Dans une interview récente, l’ancien leader d’Oasis Neil Gallagher a encensé ce morceau: « Il donne l’impression de pouvoir durer éternellement, la construction mélodique est parfaite, il n’en fait jamais trop… Les solos de guitare de David Gilmour ont la même force que des mots. Ils parlent d’eux-mêmes. C’est tellement beau, j’aurais aimé être aussi doué [en tant que guitariste]. » Je suis totalement d’accord avec Neil Gallagher: ce solo de David Gilmour clôture en apothéose ce monument qu’est « Comfortably numb ».
Je partage ton admiration pour ce morceau que j’adore-issime. Mais, à l’inverse de toi, j’y ajoute la quasi-totalité de « The Wall », que j’aime -quasi- tout autant. J’ignore si mon amour pour cet album est dû à son intrinsèque qualité ou à mes souvenirs de très jeune adolescent (j’avais 11 ans) qui, tu le sais mieux que quiconque, peuvent nous façonner musicalement, comme la fameuse madeleine de l’autre.
Et enfin, tu me donnes ici une superbe occasion de te re-re-fourguer une autre idole dans ce duo que je n’hésite pas, pour le coup, à mettre au panthéon du talent musical et scénique! :-):
https://www.youtube.com/watch?v=3vKbSIO_8W0&list=RD3vKbSIO_8W0&start_radio=1
Hé hé, je m’attendais à un commentaire comme ça 😉 Et je te comprends tout à fait! Recevoir un album pareil à 11 ans, ça marque à jamais. Le groupe de mes 11 ans, c’est The Police, et je suis certain à 100% que si j’avais découvert leurs albums à 18 ou 25 ans, aujourd’hui je ne les adorerais pas autant. Il y a peut-être un peu de ça pour toi avec « The Wall »?
Je suis en train d’écouter la version live avec Bowie, et ça me donne la même impression: un peu trop gros pour être honnête, et malgré tout fantastiquement jouissif! En tous cas entre Bowie et PInk Floyd, je devine quels albums vont faire chauffer la platine quand tu reviendras!
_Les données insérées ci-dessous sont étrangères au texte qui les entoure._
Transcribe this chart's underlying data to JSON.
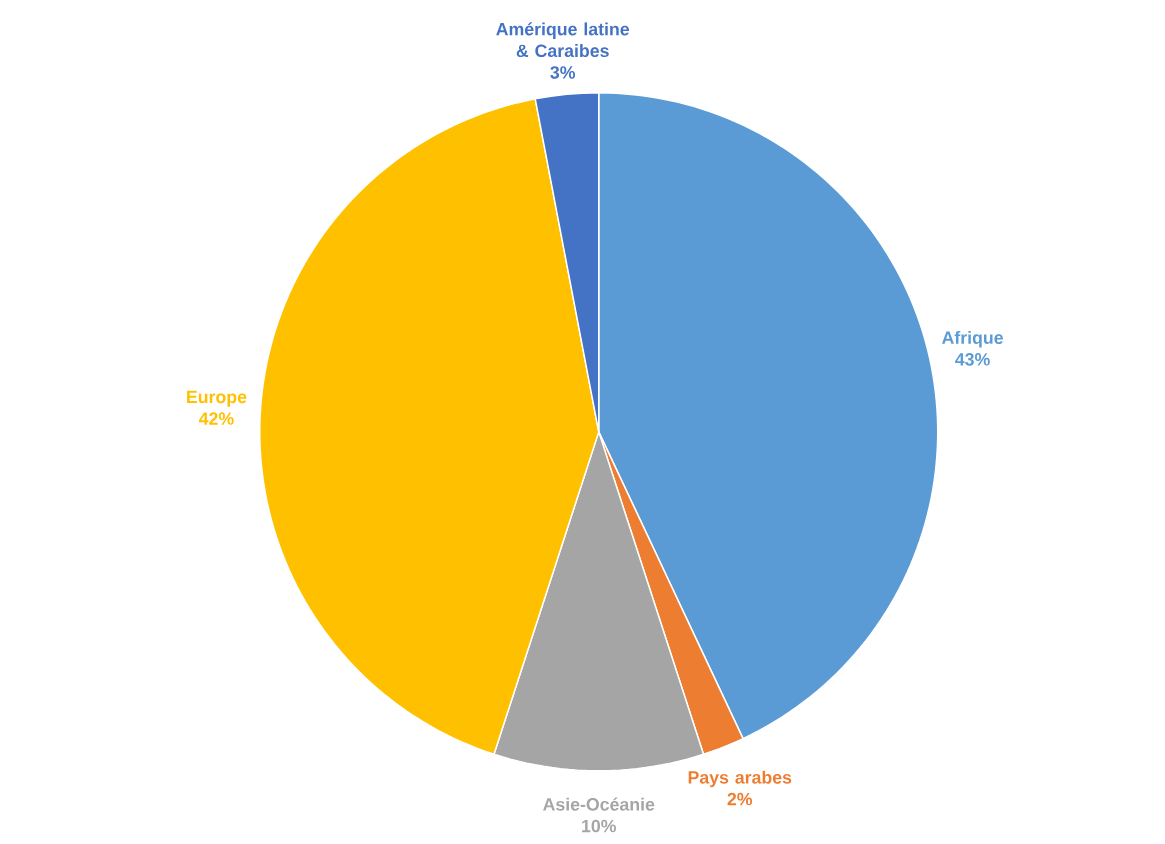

Je ne ferais jamais chauffer la platine avec PF au même rythme que Police, rassure-toi! ;-). D’une part, parce que, hormis « The Wall », PF m’emmerde globalement (je viens de réécouter l’album « wish you were here » à l’occasion des 50 ans de l’album, et je l’ai trouvé chiantesque; pour le coup, comme toi; grandiloquent, pompeux et j’oserais même dire (pardon, pardon) sans aucune inspiration!
Par contre, à 11 ans m’a percuté « message in a bottle », le tout premier passage vers la dévotion absolue et éternelle que je porte à ce groupe! On se refera un beau p’tit medley en live très prochainement, et assurément en octobre!
A propos de The Police, je ne sais pas si tu connais cette chaîne YouTube, mais il y a un paquet de vidéos consacrées à Stewart Copeland, dont celle-ci: https://www.youtube.com/watch?v=lQGdh0kg6gA Pour des amoureux des policemen comme nous, cette chaîne est une mine d’or!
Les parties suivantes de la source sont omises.